Current security efforts in the lodging industry in large part owe their existence to the 1976 landmark legal case Garzilli v. Howard Johnson's Motor Lodges, Inc., which involved an assault on a popular entertainer of the era. One of the first cases to hold a property owner liable for the criminal acts of a third party, it set a precedent for determining an innkeeper's legal duty to protect guests on the property. During the same period, the United States was experiencing a dramatic increase in its crime rate, and the hotel industry was expanding rapidly because of the public's increased mobility and travel. These factors led to lodging security's emergence as a separate operational unit.
Lodging security remains an important function in today's larger hotels, and its focus has broadened--evidenced by the change in moniker from security to loss prevention that has become commonplace. These loss prevention departments generally employ a diverse staff capable of dealing with the breadth of issues that face them on a regular basis. The latest issues, and how lodging security professionals are handling them, are highlighted in the following overview of trends in the industry.
ACCESS CONTROL. The hotel industry historically has thrived as a business that invited people in with few, if any, controls on access. In recent years, this open-door policy has been modified to address both a change in public attitudes and a growing legal duty to keep guests secure.
Public attitudes have changed as media attention to lapses in hotel security has increased the public's awareness of, and expectations for, a safe and secure environment. Recent customer surveys show that security has emerged as a key factor in hotel selection and satisfaction. As expectations for a safe environment have grown, guests are more accepting of a visible security presence.
Prudent loss prevention departments can take advantage of the customer's increased concern for security, using it as a selling point to gain management support for security initiatives and as a reason why nonsecurity staff should also be concerned about security. For instance, the security manager can point out to senior management that by training the entire hotel staff to report security and safety concerns, security departments can cost-effectively improve site safety, thus enhancing customers' overall perceptions of the facility. Physical security enhancements, such as the use of access controls, CCTV systems, and crime prevention through environmental design (CPTED), can also he presented to senior management as measures that can contribute to the public's positive perception of the property.
Of course, positive impressions may turn negative if security is overbearing. Every establishment has to find the right balance for its environment--weighing the benefits of security against the extent to which each measure will inconvenience guests. For instance, should the rear entrance of a hotel, traditionally a problem area for safety, be secured if it means that guests will have to walk around to the front entrances?
Fortunately, technology can avert some conflicts.

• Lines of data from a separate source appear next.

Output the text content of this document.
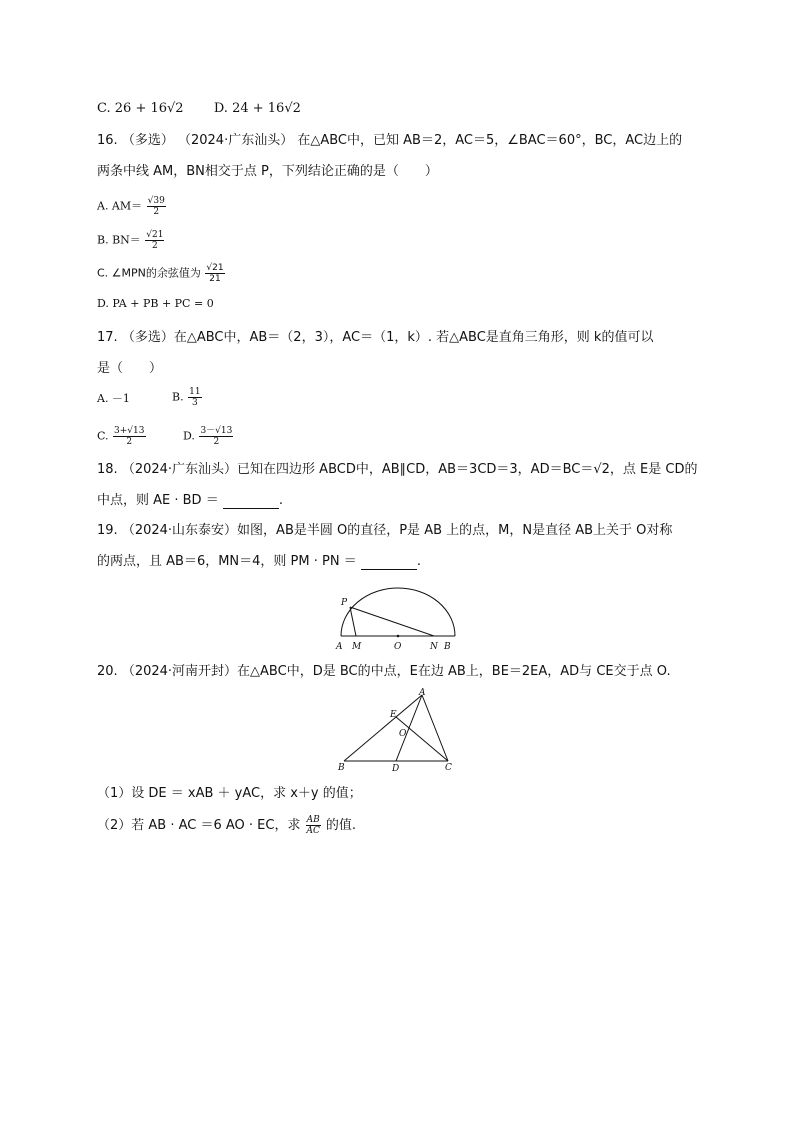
C. 26 + 16√2 D. 24 + 16√2
16. （多选） （2024·广东汕头） 在△ABC中，已知 AB＝2，AC＝5，∠BAC＝60°，BC，AC边上的
两条中线 AM，BN相交于点 P，下列结论正确的是（　　）
A. $AM= \frac{√39}{2}$
B. $BN= \frac{√21}{2}$
C. ∠MPN的余弦值为 $\frac{√21}{21}$
D. PA + PB + PC = 0
17. （多选）在△ABC中，AB＝（2，3），AC＝（1，k）. 若△ABC是直角三角形，则 k的值可以
是（　　）
A. －1	B. $\frac{11}{3}$
C. $\frac{3+√13}{2}$	D. $\frac{3-√13}{2}$
18. （2024·广东汕头）已知在四边形 ABCD中，AB∥CD，AB＝3CD＝3，AD＝BC＝√2，点 E是 CD的
中点，则 AE · BD ＝	.
19. （2024·山东泰安）如图，AB是半圆 O的直径，P是 AB 上的点，M，N是直径 AB上关于 O对称
的两点，且 AB＝6，MN＝4，则 PM · PN ＝	.
P
A M	O	N B
20. （2024·河南开封）在△ABC中，D是 BC的中点，E在边 AB上，BE＝2EA，AD与 CE交于点 O.
A
E
O
B	D	C
（1）设 DE ＝ xAB ＋ yAC，求 x＋y 的值；
（2）若 AB · AC ＝6 AO · EC，求 $\frac{AB}{AC}$ 的值.
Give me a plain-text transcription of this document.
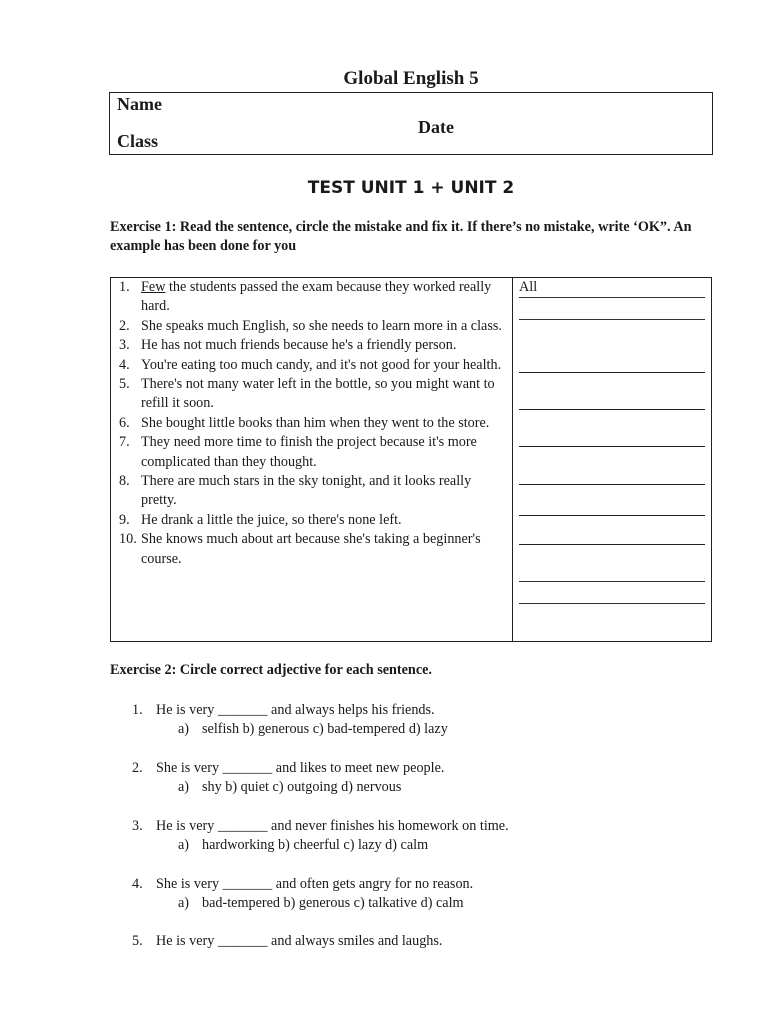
Global English 5
Name
Class
Date
TEST UNIT 1 + UNIT 2

Exercise 1: Read the sentence, circle the mistake and fix it. If there’s no mistake, write ‘OK”. An example has been done for you

1. Few the students passed the exam because they worked really hard.
2. She speaks much English, so she needs to learn more in a class.
3. He has not much friends because he's a friendly person.
4. You're eating too much candy, and it's not good for your health.
5. There's not many water left in the bottle, so you might want to refill it soon.
6. She bought little books than him when they went to the store.
7. They need more time to finish the project because it's more complicated than they thought.
8. There are much stars in the sky tonight, and it looks really pretty.
9. He drank a little the juice, so there's none left.
10. She knows much about art because she's taking a beginner's course.
All

Exercise 2: Circle correct adjective for each sentence.

1. He is very _______ and always helps his friends.
a) selfish b) generous c) bad-tempered d) lazy
2. She is very _______ and likes to meet new people.
a) shy b) quiet c) outgoing d) nervous
3. He is very _______ and never finishes his homework on time.
a) hardworking b) cheerful c) lazy d) calm
4. She is very _______ and often gets angry for no reason.
a) bad-tempered b) generous c) talkative d) calm
5. He is very _______ and always smiles and laughs.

In the case of locked rear or side entrances, recent security technology allows hotels to accommodate both the safety and convenience issues through the use of reprogrammable exterior locks that allow guests access while keeping intruders out.
In addition, a hotel's front entrances can be secured at night if staff are able to unlock the door remotely for legitimate use of the facility by customers, providing both security and convenience. And over the past several years, more secure access control to guest rooms has been made possible with electronic locking devices, which most hotels now use.